Over and over, Colby Pearson casts a lure meant to imitate a blue-back herring into Expo Ponds — not intent upon catching a bass in White City's urban waterway but to envision a strike and a hook-set in waters 2,300 miles away.
It's been five months since he's cast jerk baits like this for bass, but he needs to be on top of his game by Sunday on a South Carolina lake if he expects to set high-school bassing history.
The Crater High School senior will join teammate Jacob Wall of Jacksonville in an attempt to win the inaugural High School Fishing National Championship, and it's not something even confident teenagers can just wing.
"I'm focusing on the jerks, the pauses, the casting," says Pearson, 18. "I want to feel comfortable.
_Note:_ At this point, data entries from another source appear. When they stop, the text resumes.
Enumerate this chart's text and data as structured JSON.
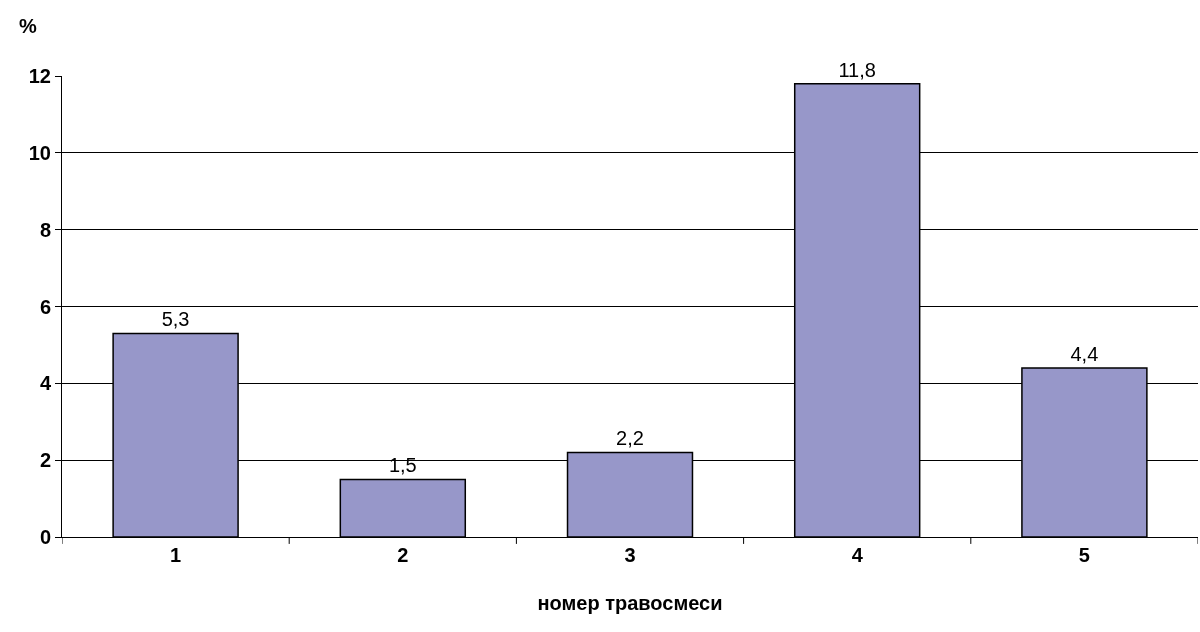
{
  "chart_data": {
    "type": "bar",
    "xlabel": "номер травосмеси",
    "ylabel": "%",
    "categories": [
      "1",
      "2",
      "3",
      "4",
      "5"
    ],
    "values": [
      5.3,
      1.5,
      2.2,
      11.8,
      4.4
    ],
    "value_labels": [
      "5,3",
      "1,5",
      "2,2",
      "11,8",
      "4,4"
    ],
    "color": "#9797c9",
    "ylim": [
      0,
      12
    ],
    "yticks": [
      0,
      2,
      4,
      6,
      8,
      10,
      12
    ],
    "grid": "y"
  }
}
So much of fishing is a mental game."
The game reaches its apex for them Sunday at South Carolina's Lake Murray, where they'll face off against four other regional champion teams in what The Bass Federation bills as the largest student-angler initiative in the sport's history.
The pair already have won Oregon's first high-school bass championship, and last fall they won the West regional tourney in Arizona for the right to fish in Sunday's national finals against four other regional winners.
"They're all good teams," says Wall, a junior at St. Mary's High School. "They won their regions, just like us. This should be a good tournament."
It also could mean more than $10,000 in scholarships and having their names etched into the first such trophy of its kind.
A win Sunday could provide a huge boost to their hopes of working their way up the bass anglers' ladder to rock-star status on the pro bass tour.
"It'll get them the exposure they'll need to take it to the next level," says Julie Huber, the tournament's communications specialist.
That could be anything from a possible bass-fishing scholarship to colleges like Bethel University in Tennessee or introductions to potential sponsors for future club tournaments at levels short of top pro tourneys, Huber says.
"It's a business, and it's a business they'll have to learn," she says.
It's also a business they've been working toward since early age.
Pearson, of Central Point, gained wide acclaim among bassers nationwide in 2006 after he caught, photographed and released what likely would have been a state-record largemouth of at least 12 pounds from Hyatt Lake, saying he didn't want to see the bass die just for a record.
Wall is a two-time finalist in the Bassmasters' CastingKids competition held in conjunction annually with The Bass Federation's national championships.
Wall has fished tournaments since was 13, while Pearson has competed since age 11.
They have known each other for years, but they didn't start fishing together until late 2010, when Wall recruited Pearson as a teammate for these championships.
The duo are a natural team, largely because their fishing styles complement each other.
Wall, who fishes up front, gets the first pass at each bass and often fishes plastic worms and grubs. It's a technique that helps garner a five-fish limit for the tourney but doesn't exactly put him in place for catching really big fish.
While Wall goes for quantity, Pearson goes for quality. He fishes large swim baits, imitating large baitfish, in hopes of putting a few big bass in the live well.
When the pair learned they were headed to Lake Murray, they immersed themselves in the Internet looking for information. And what they found shows that two kids from the Northwest's Salmon Nation won't be out of place in the Deep South.
Lake Murray's not the weedy and grass-laden lake that's common in the South and somewhat unfamiliar to Pearson and Wall.
It's more like the clear and rocky reservoirs the pair are used to fishing.
"It's kind of similar to some of the lakes around here, so we shouldn't be out of our element," Pearson says.
They will be targeting largemouth over smallmouth, strictly for the poundage. And Pearson will be tossing baits that look like the blue-back herring — the lake's main food source.
And all that practice at Expo Pond could translate well into a Southern drawl.
"I feel confident in my fishing skills, and I feel confident in Jacob's fishing skills," Pearson says. "Winning this tournament would put us in the national spotlight.
"We're going to have the mentality of going out and doing our best," he says. "That's all you can hope for."